L’élection d’Amir Peretz, il y a plus d’un
an, avait été accompagnée de grands espoirs. Enfin, se
disait-on, une personnalité « civile », ayant une profonde
connaissance des problèmes du pays, un dirigeant syndical qui
allait s’attaquer aux problèmes de la pauvreté, du fossé
entre les riches et les pauvres, et améliorer le sort des couches
défavorisées : chômeurs, nouveaux immigrants, travailleurs étrangers,
mères célibataires, etc. Après tout, Amir Peretz, à la tête
de la Histadrout, avait donné l’image d’un véritable leader
populaire, à l’écoute des plus démunis, un homme de dialogue
et de combat, doublé d’un réel militant pour la paix. Or, la déception
fut à la hauteur des espoirs ! A la suite des élections à la
Knesset, en mars 2006, le leader travailliste acceptait, à la
stupéfaction générale, le portefeuille de la Défense dans le
gouvernement Olmert ! Qu’étaient devenues les promesses de
changements radicaux de la société israélienne ? Et les problèmes
sociaux ? Et les pauvres ? Et d’ailleurs… que connaissait-il
aux problèmes de défense ? Et surtout, pourquoi n’avait-il pas
exigé de recevoir un super-ministère des Affaires sociales, qui
aurait tiré profit de son immense expérience dans ce domaine ?

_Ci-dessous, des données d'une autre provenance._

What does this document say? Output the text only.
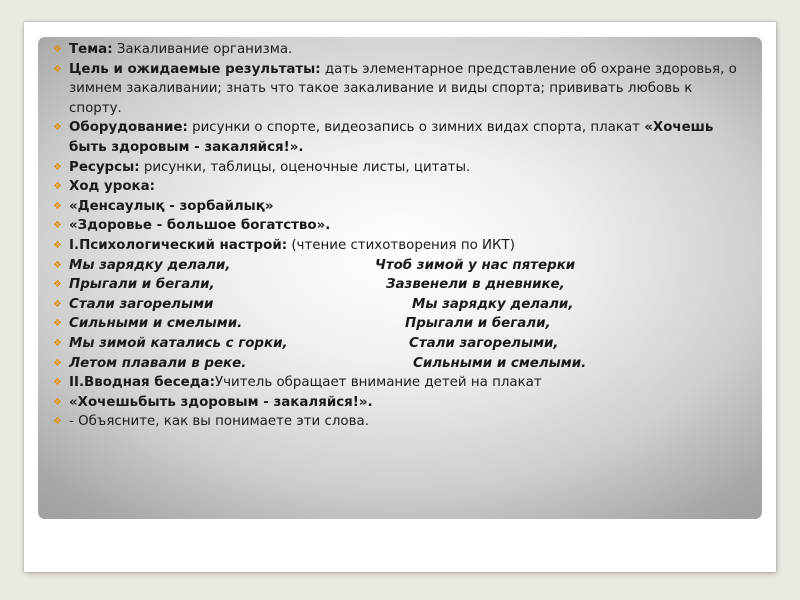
❖ Тема: Закаливание организма.
❖ Цель и ожидаемые результаты: дать элементарное представление об охране здоровья, о зимнем закаливании; знать что такое закаливание и виды спорта; прививать любовь к спорту.
❖ Оборудование: рисунки о спорте, видеозапись о зимних видах спорта, плакат «Хочешь быть здоровым - закаляйся!».
❖ Ресурсы: рисунки, таблицы, оценочные листы, цитаты.
❖ Ход урока:
❖ «Денсаулық - зорбайлық»
❖ «Здоровье - большое богатство».
❖ I.Психологический настрой: (чтение стихотворения по ИКТ)
❖ Мы зарядку делали,	Чтоб зимой у нас пятерки
❖ Прыгали и бегали,	Зазвенели в дневнике,
❖ Стали загорелыми	Мы зарядку делали,
❖ Сильными и смелыми.	Прыгали и бегали,
❖ Мы зимой катались с горки,	Стали загорелыми,
❖ Летом плавали в реке.	Сильными и смелыми.
❖ II.Вводная беседа:Учитель обращает внимание детей на плакат
❖ «Хочешьбыть здоровым - закаляйся!».
❖ - Объясните, как вы понимаете эти слова.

Les doutes sur les capacités « sécuritaires » de Peretz
s’exprimèrent de façon dramatique lors de la seconde guerre du
Liban : une guerre mal préparée, mal menée et sans résultat
tangible. Depuis lors, le dirigeant d’Avoda a été la cible de
critiques acerbes, venues de tous les côtés. Le rapport intérimaire
de la Commission Winograd l’a désigné comme l’un des
principaux responsables du fiasco libanais. Et pourtant, Amir
Peretz, qui n’a pas démissionné, est candidat à sa propre
succession, espérant contre toute prévision que les militants de
son parti lui feront… une nouvelle fois confiance. Même si,
dans la politique israélienne, aucun rebondissement n’est à
exclure, les chances de Peretz d’être réélu le 28 mai sont
vraiment très, très faibles…
Ofir Paz-Pines et Danny Yatom sont deux candidats relativement «
peu connus » au leadership du Parti travailliste. Le premier, «
un quadra » représentant la (relativement) jeune génération du
parti, a démissionné avec éclat du gouvernement, pour protester
contre l’entrée du parti d’Avigdor Libermann dans la
coalition. Il représente la « gauche » du parti, mais ses
chances de l’emporter sont peu importantes. De même, l’ancien
chef du Mossad, le député Danny Yatom maintient jusqu’à
l’heure où j’écris ces lignes, sa candidature. Mais lui
aussi n’a aucune chance de l’emporter, d’autant qu’on lui
reproche toujours l’une de ses plus graves erreurs : en tant que
chef des Services secrets sous Netanyahou, c’est lui qui avait
autorisé la liquidation du leader du Hamas à Amman, Khaled
Mash’al, un terrible fiasco qui avait provoqué une crise dans
les relations avec la Jordanie et même forcé Israël à libérer
le Cheikh Yassine… Restent les deux « grands » candidats en
lice : Ehoud Barak et Ami Ayalon. Soulignons tout d’abord que
les deux rivaux sont des « Monsieur Sécurité », comme on dit
ici : l’un est ancien chef d’Etat-major, abondamment décoré
pour ses brillants faits d’armes, l’autre a été
successivement commandant en chef de la Marine puis chef des
Services secrets (Shin Beth). Comme le véritable choix se limite
à ces deux candidats, on voit bien comment, à la suite de la
guerre ratée au Liban, le balancier revient en faveur d’un
leader capable de penser les problèmes de sécurité et de
s’imposer à l’Etat-major de l’armée.
Avantage Barak
Actuellement, les sondages donnent un léger avantage à Barak.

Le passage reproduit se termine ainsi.